- Date: January 1, 1999
- Season: 1998
- Stadium: Florida Citrus Bowl
- Location: Orlando, Florida
- MVP: Anthony Thomas (Michigan RB)
- Referee: John Smith (Big East)
- Attendance: 67,584

United States TV coverage
- Network: ABC
- Announcers: Terry Gannon, Tim Brant, Dean Blevins

= 1999 Florida Citrus Bowl =

American college football game

The 1999 Florida Citrus Bowl featured the Arkansas Razorbacks of the SEC against the Michigan Wolverines of the Big Ten. Both teams were surprised to be playing in the game. The defending National Champion Wolverines, with their two early season losses and the Razorbacks playing under first year coach Houston Nutt caused very different expectations.

==Game summary==
Trailing 31-24 with just 5:49 left in the game, the Wolverines rallied by scoring 21 points in four minutes to win their 15th bowl game all-time. Running back Anthony Thomas led the Wolverines with three rushing touchdowns and 139 yards. Thomas was named Citrus Bowl Most Valuable Player and linebacker Sam Sword was named Michigan Defensive MVP by the media after recording 11 tackles.

The Wolverines scored first with 6:29 left in the first quarter as Jay Feely kicked a 43-yard field goal. However, Arkansas responded on a 35-yard touchdown pass from Clint Stoerner to Michael Williams in the second quarter to take a 7-3 lead. Michigan then scored with a two-yard touchdown run from Thomas, and a 46-yard interception return for a touchdown by linebacker Ian Gold. After Arkansas’ Todd Latourette completed a 42-yard field goal cut the lead to 17-10,

Michigan drove 69 yards with a five-yard touchdown run by Thomas taking a 24-10 lead into halftime. However, the Razorbacks would score three consecutive second half touchdowns to take a 31-24 lead.
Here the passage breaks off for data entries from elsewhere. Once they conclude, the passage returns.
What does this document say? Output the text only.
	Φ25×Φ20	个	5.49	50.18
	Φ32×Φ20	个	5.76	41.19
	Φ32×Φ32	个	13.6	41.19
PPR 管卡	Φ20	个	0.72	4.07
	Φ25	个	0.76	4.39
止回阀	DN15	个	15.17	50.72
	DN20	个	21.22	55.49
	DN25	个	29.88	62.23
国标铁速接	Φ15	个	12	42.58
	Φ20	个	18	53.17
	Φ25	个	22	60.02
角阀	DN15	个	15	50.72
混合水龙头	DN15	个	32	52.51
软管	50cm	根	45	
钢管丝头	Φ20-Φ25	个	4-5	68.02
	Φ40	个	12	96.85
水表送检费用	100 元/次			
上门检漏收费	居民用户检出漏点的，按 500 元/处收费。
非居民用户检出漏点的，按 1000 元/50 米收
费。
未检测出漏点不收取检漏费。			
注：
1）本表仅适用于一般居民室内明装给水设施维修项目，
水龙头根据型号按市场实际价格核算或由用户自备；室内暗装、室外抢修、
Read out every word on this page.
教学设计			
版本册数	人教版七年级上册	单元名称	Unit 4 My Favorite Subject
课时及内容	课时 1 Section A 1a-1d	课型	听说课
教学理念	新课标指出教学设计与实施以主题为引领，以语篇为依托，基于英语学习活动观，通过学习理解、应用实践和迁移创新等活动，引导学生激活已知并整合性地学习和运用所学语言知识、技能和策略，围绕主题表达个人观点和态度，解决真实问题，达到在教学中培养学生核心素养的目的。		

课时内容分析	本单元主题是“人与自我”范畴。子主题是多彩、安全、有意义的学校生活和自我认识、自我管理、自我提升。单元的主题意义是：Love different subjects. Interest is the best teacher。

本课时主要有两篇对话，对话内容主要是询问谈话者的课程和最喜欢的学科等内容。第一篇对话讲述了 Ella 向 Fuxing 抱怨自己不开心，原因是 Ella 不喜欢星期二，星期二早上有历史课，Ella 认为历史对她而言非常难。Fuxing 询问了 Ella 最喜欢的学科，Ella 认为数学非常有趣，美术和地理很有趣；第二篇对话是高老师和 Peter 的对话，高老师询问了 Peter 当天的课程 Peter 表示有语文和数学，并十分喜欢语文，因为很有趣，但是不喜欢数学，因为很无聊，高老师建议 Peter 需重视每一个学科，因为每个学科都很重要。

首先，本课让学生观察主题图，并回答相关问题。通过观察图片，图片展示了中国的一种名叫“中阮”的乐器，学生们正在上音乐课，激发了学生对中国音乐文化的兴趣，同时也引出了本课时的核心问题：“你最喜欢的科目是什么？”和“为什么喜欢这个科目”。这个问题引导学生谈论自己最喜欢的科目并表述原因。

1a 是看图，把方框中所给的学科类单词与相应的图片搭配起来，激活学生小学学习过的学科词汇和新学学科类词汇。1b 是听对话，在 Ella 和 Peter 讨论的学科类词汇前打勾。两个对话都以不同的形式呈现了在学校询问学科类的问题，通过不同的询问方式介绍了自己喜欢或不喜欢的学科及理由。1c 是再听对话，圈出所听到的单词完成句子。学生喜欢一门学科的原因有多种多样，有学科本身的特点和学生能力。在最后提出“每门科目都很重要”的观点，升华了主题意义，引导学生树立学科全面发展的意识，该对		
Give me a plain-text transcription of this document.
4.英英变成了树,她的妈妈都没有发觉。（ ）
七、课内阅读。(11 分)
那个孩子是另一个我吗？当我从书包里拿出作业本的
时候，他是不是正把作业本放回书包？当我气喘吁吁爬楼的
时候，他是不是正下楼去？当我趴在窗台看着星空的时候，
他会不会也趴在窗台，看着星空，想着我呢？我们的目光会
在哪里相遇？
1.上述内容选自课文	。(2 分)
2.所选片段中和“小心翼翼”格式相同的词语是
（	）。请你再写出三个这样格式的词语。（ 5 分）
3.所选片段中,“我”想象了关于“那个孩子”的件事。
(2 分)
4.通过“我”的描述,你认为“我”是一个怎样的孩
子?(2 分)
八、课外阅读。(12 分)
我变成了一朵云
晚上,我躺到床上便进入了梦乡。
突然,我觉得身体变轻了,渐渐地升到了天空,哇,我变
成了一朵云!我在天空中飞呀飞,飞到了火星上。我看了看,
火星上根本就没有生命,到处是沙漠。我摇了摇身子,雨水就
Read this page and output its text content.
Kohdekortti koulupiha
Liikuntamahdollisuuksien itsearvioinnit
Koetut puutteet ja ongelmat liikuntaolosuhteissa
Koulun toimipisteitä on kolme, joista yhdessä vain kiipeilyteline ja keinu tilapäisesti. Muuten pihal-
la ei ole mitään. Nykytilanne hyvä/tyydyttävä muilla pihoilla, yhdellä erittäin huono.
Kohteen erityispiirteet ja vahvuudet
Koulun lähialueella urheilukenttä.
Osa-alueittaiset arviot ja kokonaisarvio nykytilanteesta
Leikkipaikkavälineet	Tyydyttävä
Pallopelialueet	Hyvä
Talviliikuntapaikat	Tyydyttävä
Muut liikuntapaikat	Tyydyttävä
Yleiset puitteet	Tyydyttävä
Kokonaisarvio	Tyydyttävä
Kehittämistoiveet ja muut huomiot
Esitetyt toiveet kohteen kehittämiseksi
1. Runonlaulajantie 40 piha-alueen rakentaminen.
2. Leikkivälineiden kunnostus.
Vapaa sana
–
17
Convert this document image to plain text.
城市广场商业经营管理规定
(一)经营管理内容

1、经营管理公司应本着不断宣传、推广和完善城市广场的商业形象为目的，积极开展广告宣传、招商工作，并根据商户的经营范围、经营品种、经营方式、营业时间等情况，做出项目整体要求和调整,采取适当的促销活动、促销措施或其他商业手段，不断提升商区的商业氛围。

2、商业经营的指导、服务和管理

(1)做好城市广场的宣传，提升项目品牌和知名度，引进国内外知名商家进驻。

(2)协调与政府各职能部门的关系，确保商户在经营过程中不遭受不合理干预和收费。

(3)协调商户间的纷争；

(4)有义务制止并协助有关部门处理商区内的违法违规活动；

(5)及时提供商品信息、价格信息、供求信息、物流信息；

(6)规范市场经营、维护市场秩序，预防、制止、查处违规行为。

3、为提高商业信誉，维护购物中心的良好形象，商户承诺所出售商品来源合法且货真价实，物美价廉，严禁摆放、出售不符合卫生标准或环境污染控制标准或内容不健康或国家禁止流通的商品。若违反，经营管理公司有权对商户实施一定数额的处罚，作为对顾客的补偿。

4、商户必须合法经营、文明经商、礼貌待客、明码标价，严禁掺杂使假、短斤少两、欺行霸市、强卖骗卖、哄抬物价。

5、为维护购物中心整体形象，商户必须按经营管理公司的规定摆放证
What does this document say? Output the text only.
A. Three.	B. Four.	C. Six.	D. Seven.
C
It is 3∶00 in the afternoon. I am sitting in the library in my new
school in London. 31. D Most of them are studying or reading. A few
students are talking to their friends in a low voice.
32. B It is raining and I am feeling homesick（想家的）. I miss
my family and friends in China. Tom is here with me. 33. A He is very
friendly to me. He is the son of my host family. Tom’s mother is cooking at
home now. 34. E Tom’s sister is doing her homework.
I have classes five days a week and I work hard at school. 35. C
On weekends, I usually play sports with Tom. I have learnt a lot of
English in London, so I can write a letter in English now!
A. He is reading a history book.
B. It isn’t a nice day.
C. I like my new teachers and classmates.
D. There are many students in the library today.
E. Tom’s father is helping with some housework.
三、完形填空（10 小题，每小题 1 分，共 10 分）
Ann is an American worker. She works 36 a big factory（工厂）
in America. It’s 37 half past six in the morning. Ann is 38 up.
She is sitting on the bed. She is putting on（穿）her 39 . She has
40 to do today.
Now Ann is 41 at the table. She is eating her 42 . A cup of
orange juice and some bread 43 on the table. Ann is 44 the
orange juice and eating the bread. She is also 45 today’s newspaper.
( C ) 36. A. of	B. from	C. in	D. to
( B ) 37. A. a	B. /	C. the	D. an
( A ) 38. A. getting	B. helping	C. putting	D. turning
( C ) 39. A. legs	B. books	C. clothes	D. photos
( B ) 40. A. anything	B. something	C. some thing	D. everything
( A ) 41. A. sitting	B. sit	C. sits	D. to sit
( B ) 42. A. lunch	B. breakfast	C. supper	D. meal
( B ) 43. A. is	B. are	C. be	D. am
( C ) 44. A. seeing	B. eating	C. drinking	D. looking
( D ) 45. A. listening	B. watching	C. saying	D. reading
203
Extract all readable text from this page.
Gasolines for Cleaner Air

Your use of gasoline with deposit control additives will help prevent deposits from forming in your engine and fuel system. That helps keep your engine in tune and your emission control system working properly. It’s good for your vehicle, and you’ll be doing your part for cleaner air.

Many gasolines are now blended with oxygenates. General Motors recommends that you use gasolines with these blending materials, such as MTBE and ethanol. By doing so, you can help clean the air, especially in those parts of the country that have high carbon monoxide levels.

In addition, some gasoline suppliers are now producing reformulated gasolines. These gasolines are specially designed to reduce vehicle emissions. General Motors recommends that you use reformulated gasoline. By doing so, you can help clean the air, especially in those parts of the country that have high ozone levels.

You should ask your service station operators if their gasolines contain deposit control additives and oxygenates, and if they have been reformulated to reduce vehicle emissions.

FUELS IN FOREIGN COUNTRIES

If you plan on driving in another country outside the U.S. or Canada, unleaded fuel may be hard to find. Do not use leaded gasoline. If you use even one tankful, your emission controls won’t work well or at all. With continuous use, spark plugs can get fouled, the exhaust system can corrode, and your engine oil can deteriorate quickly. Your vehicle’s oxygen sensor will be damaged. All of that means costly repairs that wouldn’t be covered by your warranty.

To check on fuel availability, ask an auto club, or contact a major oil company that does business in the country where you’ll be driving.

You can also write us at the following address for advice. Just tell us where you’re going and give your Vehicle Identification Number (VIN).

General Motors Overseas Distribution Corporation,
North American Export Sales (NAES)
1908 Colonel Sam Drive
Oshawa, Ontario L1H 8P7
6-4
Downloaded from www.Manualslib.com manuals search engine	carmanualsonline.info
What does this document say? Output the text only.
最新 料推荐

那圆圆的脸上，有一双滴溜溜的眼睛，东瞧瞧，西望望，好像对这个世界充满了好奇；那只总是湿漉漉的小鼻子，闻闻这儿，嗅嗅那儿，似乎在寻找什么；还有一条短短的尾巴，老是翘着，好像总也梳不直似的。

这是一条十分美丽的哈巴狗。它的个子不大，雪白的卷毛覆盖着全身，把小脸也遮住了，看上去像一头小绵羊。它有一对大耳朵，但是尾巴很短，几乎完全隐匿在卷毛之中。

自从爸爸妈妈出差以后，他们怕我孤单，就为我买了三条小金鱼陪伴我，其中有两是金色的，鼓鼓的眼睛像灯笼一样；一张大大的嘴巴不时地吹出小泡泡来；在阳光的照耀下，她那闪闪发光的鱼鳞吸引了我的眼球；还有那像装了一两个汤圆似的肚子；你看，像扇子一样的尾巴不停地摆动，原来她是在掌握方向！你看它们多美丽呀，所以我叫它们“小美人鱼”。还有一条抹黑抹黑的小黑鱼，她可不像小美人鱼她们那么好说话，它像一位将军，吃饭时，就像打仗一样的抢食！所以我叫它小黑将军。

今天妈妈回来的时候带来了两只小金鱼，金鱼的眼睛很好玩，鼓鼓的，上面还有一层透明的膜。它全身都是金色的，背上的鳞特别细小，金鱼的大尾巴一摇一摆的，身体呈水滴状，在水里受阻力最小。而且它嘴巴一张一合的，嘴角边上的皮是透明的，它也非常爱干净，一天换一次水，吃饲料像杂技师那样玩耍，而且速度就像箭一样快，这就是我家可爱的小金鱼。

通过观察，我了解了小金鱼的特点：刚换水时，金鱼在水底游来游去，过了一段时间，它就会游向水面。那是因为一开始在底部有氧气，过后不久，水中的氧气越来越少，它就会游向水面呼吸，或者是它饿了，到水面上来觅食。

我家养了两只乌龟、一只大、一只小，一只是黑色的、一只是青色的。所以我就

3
Thomas tied the game on a one-yard run. Tom Brady found Diallo Johnson in the endzone from 21 yards out for the eventual game winning score with 2:25 remaining. Michigan Cornerback James Whitley sealed the victory with 1:47 remaining by intercepting a Stoerner pass, returning it 26 yards for a touchdown

==Aftermath==
Michigan became the first Big Ten team to win the Citrus Bowl since 1993.